Vulnerability Assessment FAQ
Here you will find answers to some of the most frequently asked questions about Vulnerability Assessments.
- What is a Vulnerability?
- What is a Vulnerability Assessment?
- When is a VA required?
- How do I Request a VA? What's the Process?
- Application Go Live - What's the Process?
- What is the Pre-VA Meeting?
- What prep is needed before the VA begins?
- How long does it take to conduct a VA?
- Who is responsible for remediating issues in the VA Report?
- What prep is needed before retest begins?
- Who approves the VA Report Response?
A flaw or weakness in a system that could allow an attacker to compromise the confidentiality, integrity, or availability of the system or data.
- A series of manual and automated processes and procedures used to assess and prioritize security vulnerabilities in a system (i.e. application and/or infrastructure)
- A VA can target applications, underlying servers/infrastructure, or both
- Conducting a VA helps to determine the security posture of the environment and the level of exposure to threats. VA will identify vulnerabilities by evaluating if the system has the proper controls in place as they were designed and meant to be implemented
- Before a new system or application goes live
- When a current system or application is replaced or upgraded
- When a system or application’s remote access requirements or user base changes (e.g. system needs to be accessed from outside MUN)
- After previously identified vulnerabilities are remediated (i.e. retest)
A VA is requested by contacting the ITS Service Desk (firstname.lastname@example.org). Once a ticket has been created for the VA request, a member of the VA team will contact the Requester to provide VA Readiness Checklists, discuss schedule and to determine whether a pre-VA meeting is needed.
On the scheduled date, the VA team will begin scanning and testing; this can take between 1-10 days depending on the complexity of the system. Once scans are complete, the VA team will analyze the results and write a VA report. Depending on the nature of the results, the VA team may schedule a meeting with the Requester to review the report.
Figure 1: VA Process
The VA is just one piece of the process to go live.
After the VA is complete, there are usually vulnerabilities identified. Any finding that can be remediated must be remediated, any finding that cannot be remediated requires sign off for the associated risk.
It is the responsibility of the Requester to coordinate remediations and to update the VA report indicating what the resolution was for each finding (e.g. vulnerability was remediated, unable to remediate because vendor won’t update code, etc.). Once each finding has been resolved, the Requester must contact the Service Desk to initiate the VA process (Figure 1) again for a retest. This loop will continue until there is nothing further to remediate.
Once the VA is complete and there is nothing further to remediate, the VA team will generate a risk letter which must be signed by the director of ITS and the Dean/director/Department head of the Requester’s Department.
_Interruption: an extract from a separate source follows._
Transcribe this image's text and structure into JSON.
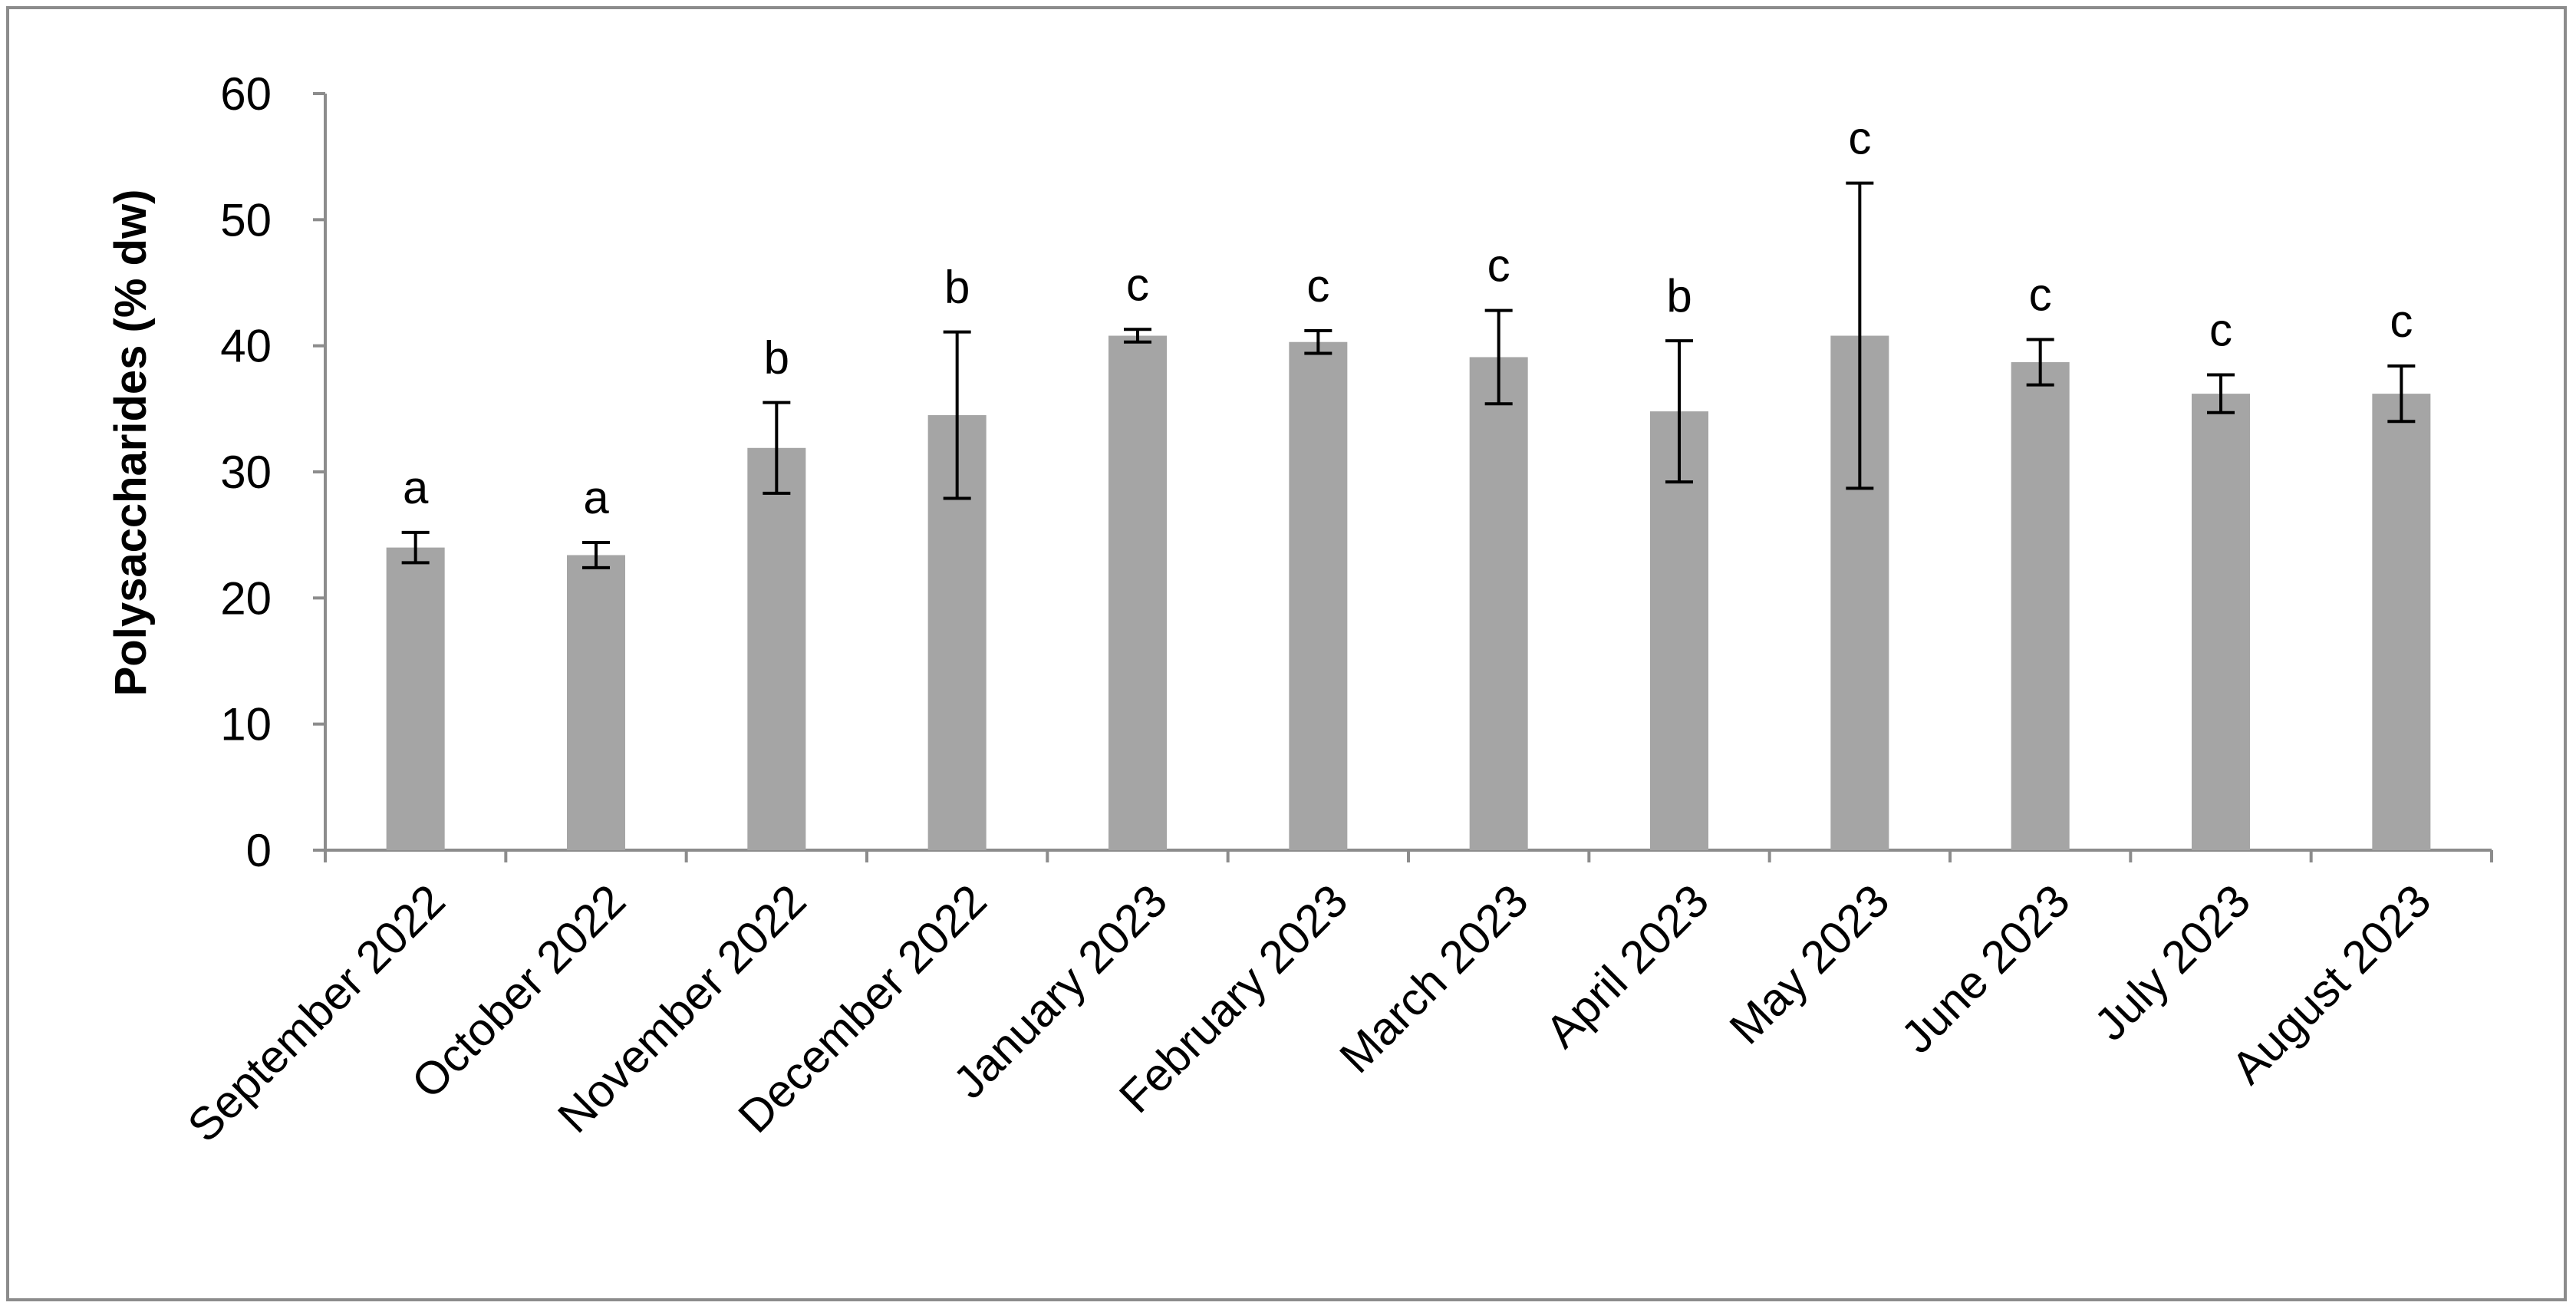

After the risk letter has been signed the application can go live.
Figure 2: Go Live Process
This meeting provides the basis for the scope of the VA. The purpose of this meeting is to:
- Provide stakeholders with an opportunity to understand the VA process and provide input
- Set expectations for the VA and scope the work to be performed by the assessor
- Discuss VA readiness
- Discuss schedule
- Demo of application to be VA’d (if applicable).
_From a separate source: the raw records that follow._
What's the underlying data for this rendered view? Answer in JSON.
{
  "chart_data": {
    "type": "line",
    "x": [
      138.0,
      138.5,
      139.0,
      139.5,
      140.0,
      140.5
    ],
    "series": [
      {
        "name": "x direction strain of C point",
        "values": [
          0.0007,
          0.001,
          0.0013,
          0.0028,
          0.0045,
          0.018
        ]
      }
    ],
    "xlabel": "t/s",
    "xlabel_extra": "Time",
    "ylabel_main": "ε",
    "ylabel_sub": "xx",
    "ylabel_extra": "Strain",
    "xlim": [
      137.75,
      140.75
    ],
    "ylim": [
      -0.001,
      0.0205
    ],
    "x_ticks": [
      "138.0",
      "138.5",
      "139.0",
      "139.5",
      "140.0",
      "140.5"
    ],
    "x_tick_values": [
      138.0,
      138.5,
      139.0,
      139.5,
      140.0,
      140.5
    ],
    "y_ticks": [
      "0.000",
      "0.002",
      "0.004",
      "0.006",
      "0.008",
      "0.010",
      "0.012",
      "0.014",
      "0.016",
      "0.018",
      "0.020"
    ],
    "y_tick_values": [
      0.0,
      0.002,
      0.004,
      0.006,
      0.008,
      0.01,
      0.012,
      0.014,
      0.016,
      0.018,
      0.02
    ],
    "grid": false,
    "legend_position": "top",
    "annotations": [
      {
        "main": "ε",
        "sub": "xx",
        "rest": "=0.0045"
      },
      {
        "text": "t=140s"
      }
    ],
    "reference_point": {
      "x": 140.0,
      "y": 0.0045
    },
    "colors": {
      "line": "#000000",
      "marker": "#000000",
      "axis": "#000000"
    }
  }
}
The VA will only be scheduled when the infrastructure and application environments are in their final state (i.e. no more changes are required and the system is ready for implementation into Production) and all user access (i.e. test, Production or pilot users) is frozen or disabled. If features still need to be added, bugs still need to be addressed, items still require configuration, or the system is still located in its development environment, the system is not ready.
VA typically consists of 1-2 weeks of scanning/testing followed by 1-2 weeks of analysis and report preparation, wait time for VA to start is typically 3-4 months. Sample timeline:
Week before VA start, Requester:
- Confirms readiness checklists are up-to-date
- Provides account credentials
- Arranges for snapshot of all servers to be taken
- Communicates that all servers and applications in VA scope are frozen (i.e. absolutely no work should be done while VA is taking place)
Week 1 - Hands-on VA testing by assessor
- ITS communicates VA has begun (Day 1)
- Infrastructure and application scans and manual tests take place (Day 1 – 5)
- ITS communicates VA testing and scanning has completed and servers can be restored to snapshot
- Requester arranges for servers to be restored to pre-VA snapshot
Weeks 2 & 3
- Analysis of testing results, preparation of the VA Report, delivery of VA Report to Requester and, if required, meeting held to go through results
Remediation of all items as stated in the VA Report is the responsibility of the Requester and their project team. All remediation efforts must be documented by the Requester.
- Remediate vulnerabilities if possible
- Resolution table on VA report must be completed for each vulnerability regardless whether it will be remediated or not
- Any remediations that have been implemented must be tested to ensure proper application functionality
- Arrange for snapshot of all servers to be taken
- Communicate that all servers and applications in VA scope are frozen - absolutely no work should be done while retest is taking place
When remediations are complete a VA retest must be scheduled or a Risk Letter drafted to include vulnerabilities that will not be remediated for Go-Live. The Risk Letter is approved by the director of ITS and the dean/director of the department requesting the VA.